« Le succès des séries Netflix nous fait dire qu’il y a une vraie appétence du public pour le genre »
Elsa Delachair est éditrice chez 10/18, responsable de cette nouvelle collection imaginée avec le magazine Society.
1. Comment est née l’idée de cette nouvelle collection ?
Les éditions 10/18 et Society travaillaient déjà ensemble sur un podcast, appelé « Histoires d’Amérique » consacré au catalogue de la maison : des émissions sur nos grands auteurs (Toni Morrison, Jim Harrison, Richard Price etc). Et quand, à l’été 2020, Society a rencontré un immense succès avec le double numéro sur Xavier Dupont de Ligonnès, nous avons commencé à réfléchir ensemble à cette collection. L’idée était de conserver les Etats-Unis comme territoire d’exploration, mais non plus à travers ses grands auteurs mais plutôt à travers ses faits divers.
2. Les grandes affaires criminelles en livre de poche sont une tradition éditoriale de longue date…
Oui, mais plutôt sous l’angle de la fiction j’imagine. Ou du moins de la reprise en poche de livres qui ont eu un succès en grand format d’abord. Là, la dimension originale du projet tient à l’association d’une maison d’édition à un journal, pour sortir des histoires inédites au prix et au format poche.

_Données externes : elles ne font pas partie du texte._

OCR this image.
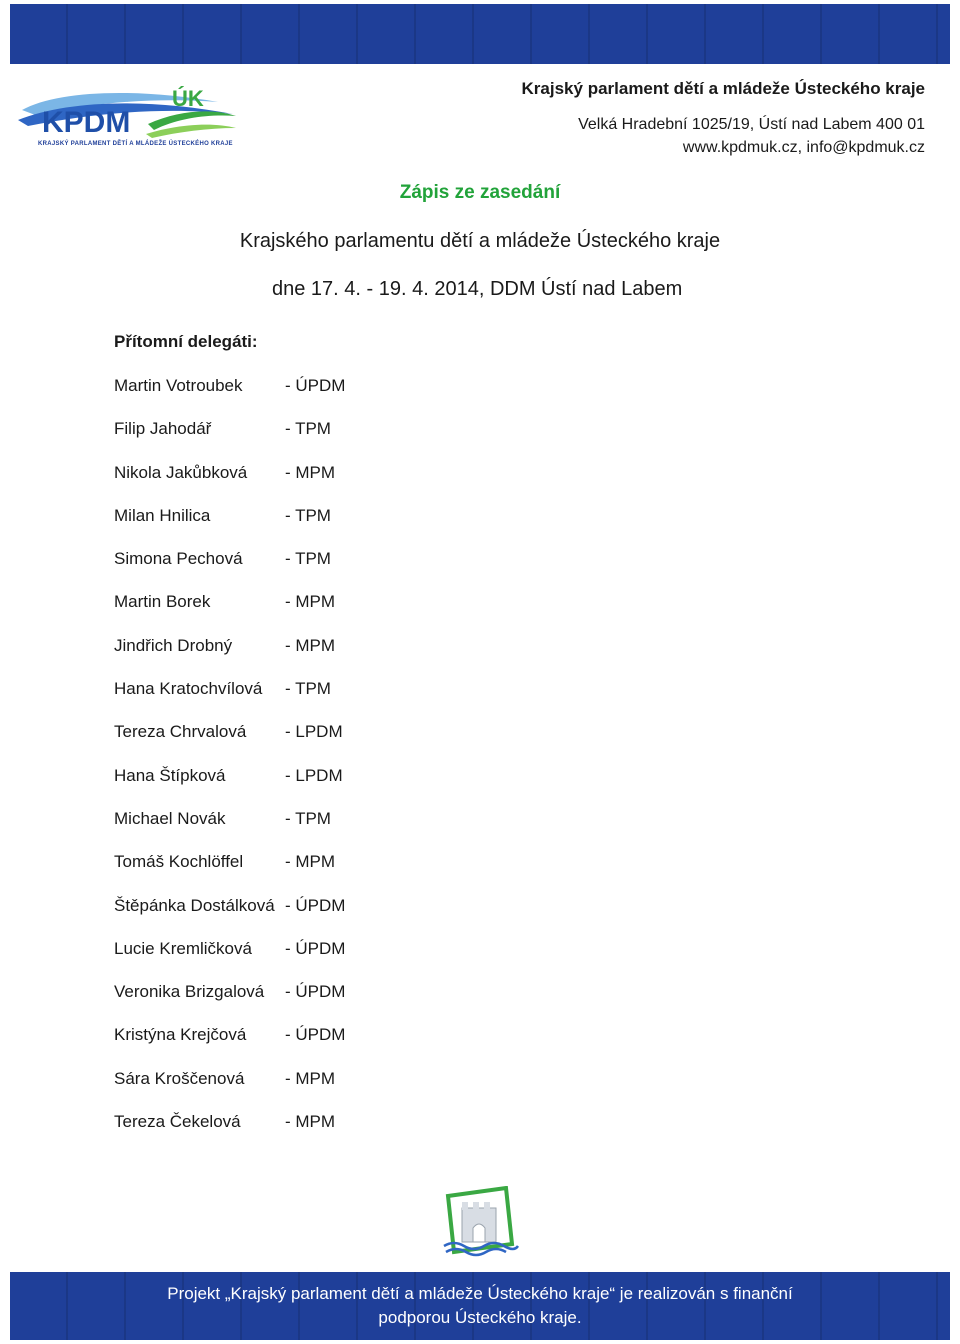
KPDM
ÚK
KRAJSKÝ PARLAMENT DĚTÍ A MLÁDEŽE ÚSTECKÉHO KRAJE
Krajský parlament dětí a mládeže Ústeckého kraje
Velká Hradební 1025/19, Ústí nad Labem 400 01
www.kpdmuk.cz, info@kpdmuk.cz
Zápis ze zasedání
Krajského parlamentu dětí a mládeže Ústeckého kraje
dne 17. 4. - 19. 4. 2014, DDM Ústí nad Labem
Přítomní delegáti:
Martin Votroubek	- ÚPDM
Filip Jahodář	- TPM
Nikola Jakůbková	- MPM
Milan Hnilica	- TPM
Simona Pechová	- TPM
Martin Borek	- MPM
Jindřich Drobný	- MPM
Hana Kratochvílová	- TPM
Tereza Chrvalová	- LPDM
Hana Štípková	- LPDM
Michael Novák	- TPM
Tomáš Kochlöffel	- MPM
Štěpánka Dostálková - ÚPDM
Lucie Kremličková	- ÚPDM
Veronika Brizgalová	- ÚPDM
Kristýna Krejčová	- ÚPDM
Sára Kroščenová	- MPM
Tereza Čekelová	- MPM
Projekt „Krajský parlament dětí a mládeže Ústeckého kraje“ je realizován s finanční
podporou Ústeckého kraje.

3. Les succès de Mindhunter ou de Dahmer sur Netflix plus récemment vous ont-ils convaincu qu’il y avait un regain d’intérêt pour les tueurs en série ?
Notre collection n’est pas une collection consacrée aux serial killers, c’est une collection consacrée aux faits divers, ce qui recouvre beaucoup de type de criminalités. Les serial killers en sont bien sûr un des aspects. Mais sur les 2 premiers livres qui sortent, seul un des deux est consacré à un tueur en série. Le 2e est une histoire d’enlèvement d’enfants et de son traitement judiciaire dans une Amérique patriarcale.

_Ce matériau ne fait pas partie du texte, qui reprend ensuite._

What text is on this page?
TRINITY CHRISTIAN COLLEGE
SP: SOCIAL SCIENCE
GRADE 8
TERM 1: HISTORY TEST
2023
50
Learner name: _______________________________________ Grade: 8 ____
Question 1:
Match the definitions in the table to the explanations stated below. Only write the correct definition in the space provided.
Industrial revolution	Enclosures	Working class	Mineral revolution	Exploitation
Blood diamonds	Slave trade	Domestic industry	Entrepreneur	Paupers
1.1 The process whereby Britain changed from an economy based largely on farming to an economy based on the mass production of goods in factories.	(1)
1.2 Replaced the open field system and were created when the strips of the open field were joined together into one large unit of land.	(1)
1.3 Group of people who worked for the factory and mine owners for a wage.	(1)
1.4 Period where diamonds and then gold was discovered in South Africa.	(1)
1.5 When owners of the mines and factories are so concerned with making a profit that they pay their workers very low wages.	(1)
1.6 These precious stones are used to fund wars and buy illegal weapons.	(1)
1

Sur les 4 livres qui paraîtront cette année, seul un est consacré à un tueur. Mais bien entendu, le succès des séries Netflix nous fait dire qu’il y a une vraie appétence du public pour le genre.

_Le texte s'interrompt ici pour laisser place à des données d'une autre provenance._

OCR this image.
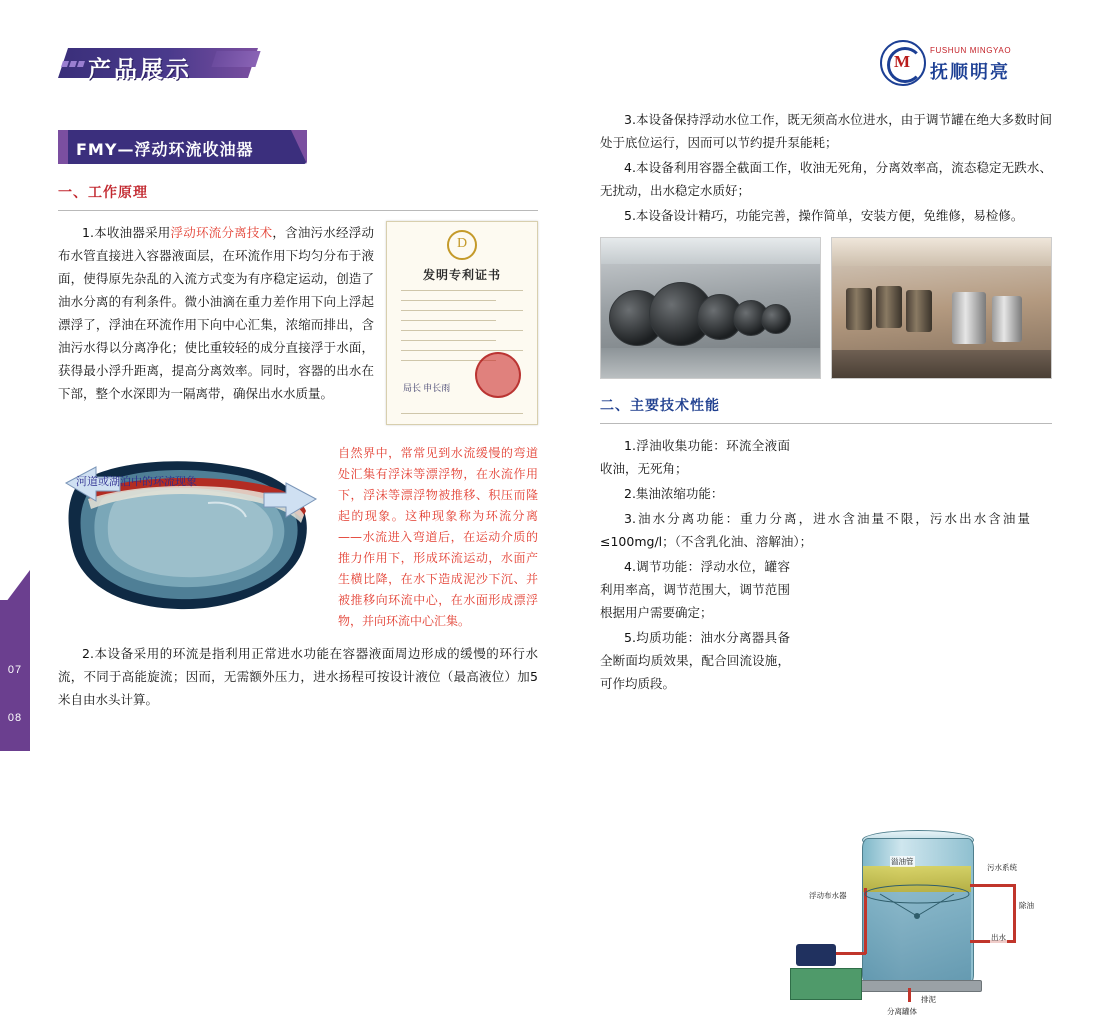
07
08
产品展示	M
FUSHUN MINGYAO
抚顺明亮
FMY—浮动环流收油器
一、工作原理
D
发明专利证书
局长 申长雨

1.本收油器采用浮动环流分离技术，含油污水经浮动布水管直接进入容器液面层，在环流作用下均匀分布于液面，使得原先杂乱的入流方式变为有序稳定运动，创造了油水分离的有利条件。微小油滴在重力差作用下向上浮起漂浮了，浮油在环流作用下向中心汇集，浓缩而排出，含油污水得以分离净化；使比重较轻的成分直接浮于水面，获得最小浮升距离，提高分离效率。同时，容器的出水在下部，整个水深即为一隔离带，确保出水水质量。

河道或湖泊中的环流现象
自然界中，常常见到水流缓慢的弯道处汇集有浮沫等漂浮物，在水流作用下，浮沫等漂浮物被推移、积压而隆起的现象。这种现象称为环流分离——水流进入弯道后，在运动介质的推力作用下，形成环流运动，水面产生横比降，在水下造成泥沙下沉、并被推移向环流中心，在水面形成漂浮物，并向环流中心汇集。

2.本设备采用的环流是指利用正常进水功能在容器液面周边形成的缓慢的环行水流，不同于高能旋流；因而，无需额外压力，进水扬程可按设计液位（最高液位）加5米自由水头计算。

3.本设备保持浮动水位工作，既无须高水位进水，由于调节罐在绝大多数时间处于底位运行，因而可以节约提升泵能耗；

4.本设备利用容器全截面工作，收油无死角，分离效率高，流态稳定无跌水、无扰动，出水稳定水质好；

5.本设备设计精巧，功能完善，操作简单，安装方便，免维修，易检修。

二、主要技术性能

1.浮油收集功能：环流全液面收油，无死角；

2.集油浓缩功能：

3.油水分离功能：重力分离，进水含油量不限，污水出水含油量≤100mg/l；（不含乳化油、溶解油）；

4.调节功能：浮动水位，罐容利用率高，调节范围大，调节范围根据用户需要确定；

5.均质功能：油水分离器具备全断面均质效果，配合回流设施，可作均质段。

溢油管
浮动布水器
污水系统
除油
出水
排泥
分离罐体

4. Votre collection se veut un voyage dans l’Amérique mais également dit quelque chose socialement de ce pays, de sa violence notamment
Cette collection a pour point de départ de cartographier les affaires criminelles d’un pays, immense, complexe et hétérogène. Nous choisissons un fait divers par état, et nous l’explorons grâce à la voix du journaliste qui retranscrits à la fois les faits criminels mais aussi l’ambiance, la géographie, l’histoire des lieux. Il est évident que les faits divers racontent bien plus que le simple crime dont ils sont l’objet : les faits divers sont de véritables reflets sociologiques, politiques, historiques.
5. Vous avez choisi un format assez court, deux cents pages max qui rappellent un peu les romans dits de gare…
C’est une volonté de départ : des livres courts, pas chers, qui se lisent comme des polars. Ils sont construits comme des polars, se lisent rapidement, les chapitres sont calibrés pour être lus en une séquence de lecture minimum. Nous voulions faire une collection grand public et de qualité. Le travail des journalistes est profondément documenté (par des recherches bibliographiques, d’archives, et de terrain également) : c’est une véritable démarche, ils ont d’abord effectué une partie des recherches depuis la France puis sont partis plusieurs semaines enquêter sur les lieux des affaires. C’est donc une approche très sourcée du simple fait que les auteurs soient journalistes. Cela aussi, c’était l’un des points de départ du projet.
6. Pouvez-vous nous dire quels serial killers les lecteurs seront-ils être amenés à croiser dans les prochains numéros ?
Alors, comme décrit plus haut, ce ne seront pas des serial killers à proprement parler. L’Inconnu de Cleveland, qui paraîtra en juin, s’intéresse à un personnage très énigmatique qui s’est suicidé au début des années 2000 et dont l’identité très trouble et le fait qu’il ait cherché systématiquement à disparaître des radars a conduit les enquêteurs à s’interroger sur le profil de cet homme : que cherchait-il à cacher ? Son histoire, qui se passe en Ohio, nous conduira bien sûr sur les pas d’un tueur très célèbre.
Et la 4e affaire, qui paraîtra en octobre, s’intéressera à un avocat au-dessus de tout soupçon, accusé du double meurtre de sa femme et de son fils et au procès-fleuve qui vient de se dérouler en Caroline du Sud.